“Asciugare” i ricorsi è possibile?

 dal blog di Max Bruschi, 21.8.2013

Il Ministro dell’istruzione, dell’università e della ricerca Maria Chiara Carrozza prende atto della marea di ricorsi da cui il dicastero è sommerso. Non stupisce, a dire la verità, la dimensione record del fenomeno, visto che il Miur è una macchina i cui interventi riguardano milioni di persone, tra “amministrati” (i dipendenti) e (termine brutto, ma che rende) utenti (studenti e famiglie), senza dimenticare i fornitori.

Numeri eterni, si direbbe: ma l’attuale impennata non si spiegherebbe se non si prendesse in considerazione l’effetto del web. Attraverso il mondo virtuale gli interessi concreti si coalizzano, trovano sponde, scambiano strategie e documenti; ogni loro vittoria genera la sensazione (reale o illusoria, poco importa) che le magistrature siano il grimaldello che tutte le porte può aprire, e dunque funge da detonatore per i ricorsi più impensabili. A volte basta una “sospensiva”, con la sentenza di merito che non arriva mai, e zac, ecco il soccorrevole ope legis e orde di miracolati a scalzare chi, con le proprie forze, sperava di aver raggiunto la meta.

Il tributo a Temi è altissimo: si va dall’ossessione per le procedure, che lascia in secondo piano le preoccupazioni didattiche al costo sociale della totale incertezza del diritto e del riconoscimento del merito; dalla paralisi dell’Amministrazione ai costi economici che ricadono, in fondo, sull’intero Paese. Con l’ulteriore, orrenda e classista discriminazione tra chi si è pagato un avvocato e chi ha accettato serenamente il verdetto.

Ora, sarebbe errato, però, scambiare causa ed effetto. Non si possono addossare a giudici e ricorrenti colpe che, spesso, sono altrove. Primo, la normativa scolastica è un guazzabuglio. Non che sia inestricabile, ma si dura ovviamente fatica a costruire atti di normazione secondaria (regolamenti, decreti) che siano a prova di bomba. E ci vuole un certo coraggio per spiegare al ministro o al parlamentare che no, quella cosa lì proprio non si può fare. Né soccorrono, anzi, le note e le circolari, comoda scorciatoia che termina per lo più in un baratro, perché (giustamente) considerate dalle magistrature come giuridicamente inefficaci. Aggiungiamoci il vizio della “lex specialis”: un conto infatti è tutelare le peculiarità, là ove sussistono, altro conto è accamparle “a prescindere”.

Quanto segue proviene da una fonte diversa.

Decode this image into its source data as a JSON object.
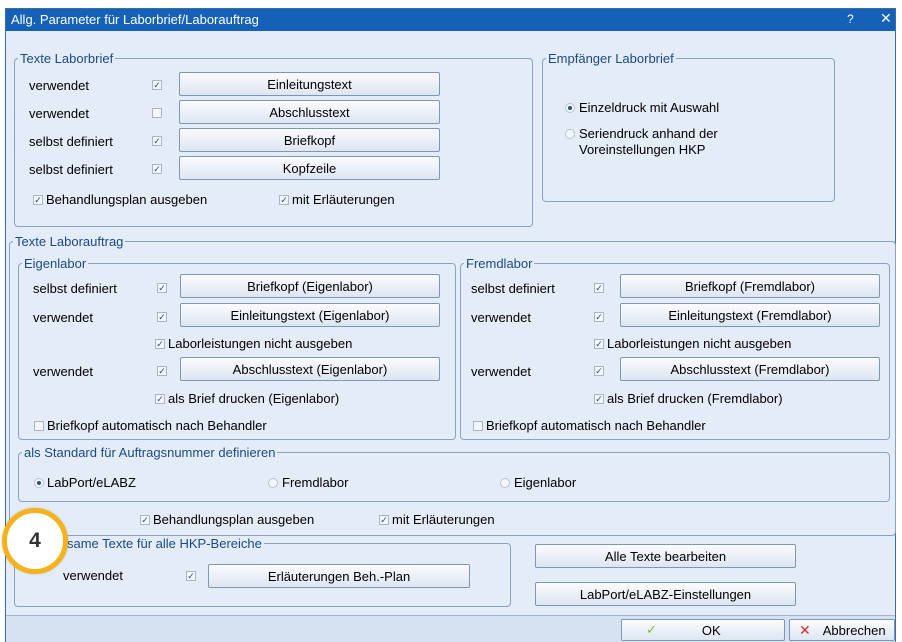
{
  "window": {
    "title": "Allg. Parameter für Laborbrief/Laborauftrag",
    "help_label": "?",
    "close_label": "✕"
  },
  "laborbrief": {
    "legend": "Texte Laborbrief",
    "rows": [
      {
        "label": "verwendet",
        "checked": true,
        "button": "Einleitungstext"
      },
      {
        "label": "verwendet",
        "checked": false,
        "button": "Abschlusstext"
      },
      {
        "label": "selbst definiert",
        "checked": true,
        "button": "Briefkopf"
      },
      {
        "label": "selbst definiert",
        "checked": true,
        "button": "Kopfzeile"
      }
    ],
    "behandlungsplan": "Behandlungsplan ausgeben",
    "erlaeuterungen": "mit Erläuterungen"
  },
  "empfaenger": {
    "legend": "Empfänger Laborbrief",
    "option1": "Einzeldruck mit Auswahl",
    "option2_line1": "Seriendruck anhand der",
    "option2_line2": "Voreinstellungen HKP"
  },
  "laborauftrag": {
    "legend": "Texte Laborauftrag",
    "eigen": {
      "legend": "Eigenlabor",
      "row1_label": "selbst definiert",
      "row1_button": "Briefkopf (Eigenlabor)",
      "row2_label": "verwendet",
      "row2_button": "Einleitungstext (Eigenlabor)",
      "leistungen": "Laborleistungen nicht ausgeben",
      "row3_label": "verwendet",
      "row3_button": "Abschlusstext (Eigenlabor)",
      "brief": "als Brief drucken (Eigenlabor)",
      "auto": "Briefkopf automatisch nach Behandler"
    },
    "fremd": {
      "legend": "Fremdlabor",
      "row1_label": "selbst definiert",
      "row1_button": "Briefkopf (Fremdlabor)",
      "row2_label": "verwendet",
      "row2_button": "Einleitungstext (Fremdlabor)",
      "leistungen": "Laborleistungen nicht ausgeben",
      "row3_label": "verwendet",
      "row3_button": "Abschlusstext (Fremdlabor)",
      "brief": "als Brief drucken (Fremdlabor)",
      "auto": "Briefkopf automatisch nach Behandler"
    },
    "standard": {
      "legend": "als Standard für Auftragsnummer definieren",
      "opt1": "LabPort/eLABZ",
      "opt2": "Fremdlabor",
      "opt3": "Eigenlabor",
      "selected": "LabPort/eLABZ"
    },
    "behandlungsplan": "Behandlungsplan ausgeben",
    "erlaeuterungen": "mit Erläuterungen"
  },
  "gemeinsam": {
    "legend": "same Texte für alle HKP-Bereiche",
    "label": "verwendet",
    "button": "Erläuterungen Beh.-Plan"
  },
  "buttons": {
    "alle_texte": "Alle Texte bearbeiten",
    "labport": "LabPort/eLABZ-Einstellungen",
    "ok": "OK",
    "abbrechen": "Abbrechen"
  },
  "badge": "4",
  "colors": {
    "titlebar": "#1661b8",
    "dialog_bg": "#e3ecf7",
    "legend": "#1c4a86",
    "badge_ring": "#f5b21b",
    "ok_check": "#7bb83a",
    "cancel_x": "#d22c2c"
  }
}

Infine, condiamo il tutto con il barocchismo nelle procedure e i passaggi sotto il giogo di altre amministrazioni che, specie quando si tratta di “conti”, invertono, dopo troppe solenni fregature, l’onere della prova. E vai, ad esempio, a dimostrare che le indicazioni nazionali per i licei non comportano oneri aggiuntivi per la finanza pubblica, quando qualche tuo distratto funzionario ha scritto fantasiosamente il contrario. Ma questo è solo lo sfondo. La sventurata navicella del nomoteta più volenteroso, infatti, prima di arrivare in porto deve attraversare tempeste, arrembaggi, ammutinamenti o ammuine dell’equipaggio. La “composizione degli interessi” e le pressioni, i ghiribizzi del politico o del sindacalista di turno, l’arrendevolezza di qualche amministratore rassegnato, l’irresponsabilità generata (a volte) da una produzione normativa fatta da una sorta di anonimo “collettivo”, dove manone e manine alterano e scassano l’impianto originario e producono colabrodi figli di nessuno. Gli esempi, anche recenti, si sprecano, ed elencarli, facendone la storia, sarebbe lungo e in questo momento fuori luogo. M

a chi voglia ripercorrere le tracce, che so, del concorso a presidi siciliano o delle “code/pettine” potrà, sulla base del noto, intuire anche il non così chiaramente noto. E allora? Se l’analisi è condivisa, anche le ricette lo sarebbero. A partire da quella norma delega per un testo unico in materia di scuola, ricompresa nel ddl semplificazioni, che potrebbe essere un’occasione (se opportunamente emendata) o tramutarsi nella cristallizzazione compilativa della catastrofe. Passando per il “non possumus” da contrapporre alle interferenze di chicchessia e per la predisposizione e l’utilizzo non episodico di banche dati sulle sentenze e sullo stato dell’arte del contenzioso. Per finire con la tutela di chi, nell’Amministrazione, fa il proprio dovere costi quel che costi o potrebbe anche farlo, se non si sentisse troppo spesso nudo e solo.